Кузьма смутился, Прошка тряхнул жидкой бородёнкой, подбоченился, проблеял тонким голосом:

– Землю завтра делить будем. Бессрочная аренда. – Сел на лавку у порога, раскрыл на коленях большую тетрадь, послюнявил химический карандаш, отчего губы его стали синими. – По количеству душ. По две с половиной десятины на душу. – Прошка со значением поднял вверх указательный палец. – Вас сколько душ будет?

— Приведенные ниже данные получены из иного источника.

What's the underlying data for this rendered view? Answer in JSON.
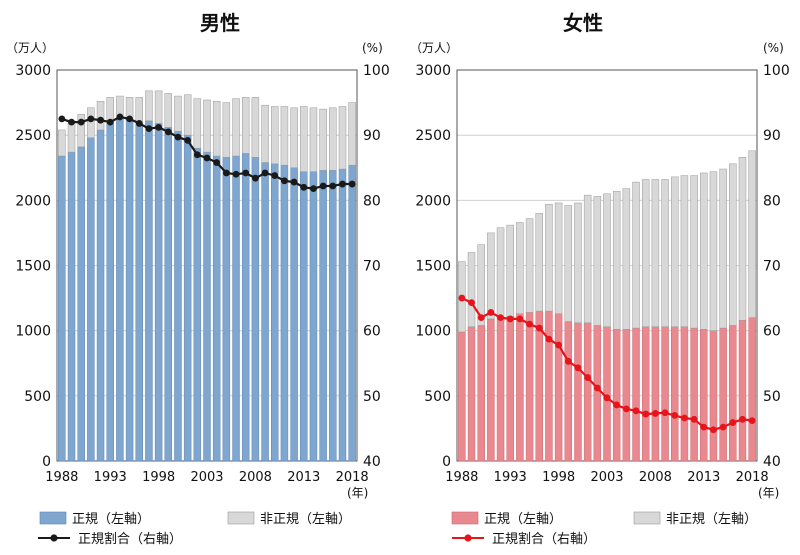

Прошка переписал всех Некрасовых в тетрадь. Кузьма откашлялся, прошёлся по избе до стола и обратно, важно произнёс, глядя на старшого:

– Ещё советская власть выдаст вам кредиты на покупку семян для посева, на сельхозтехнику. Расчёт осенью, после сбора урожая. За оформлением приходите в сельсовет. Да, и не проспите, завтра в восемь утра всем быть на площади.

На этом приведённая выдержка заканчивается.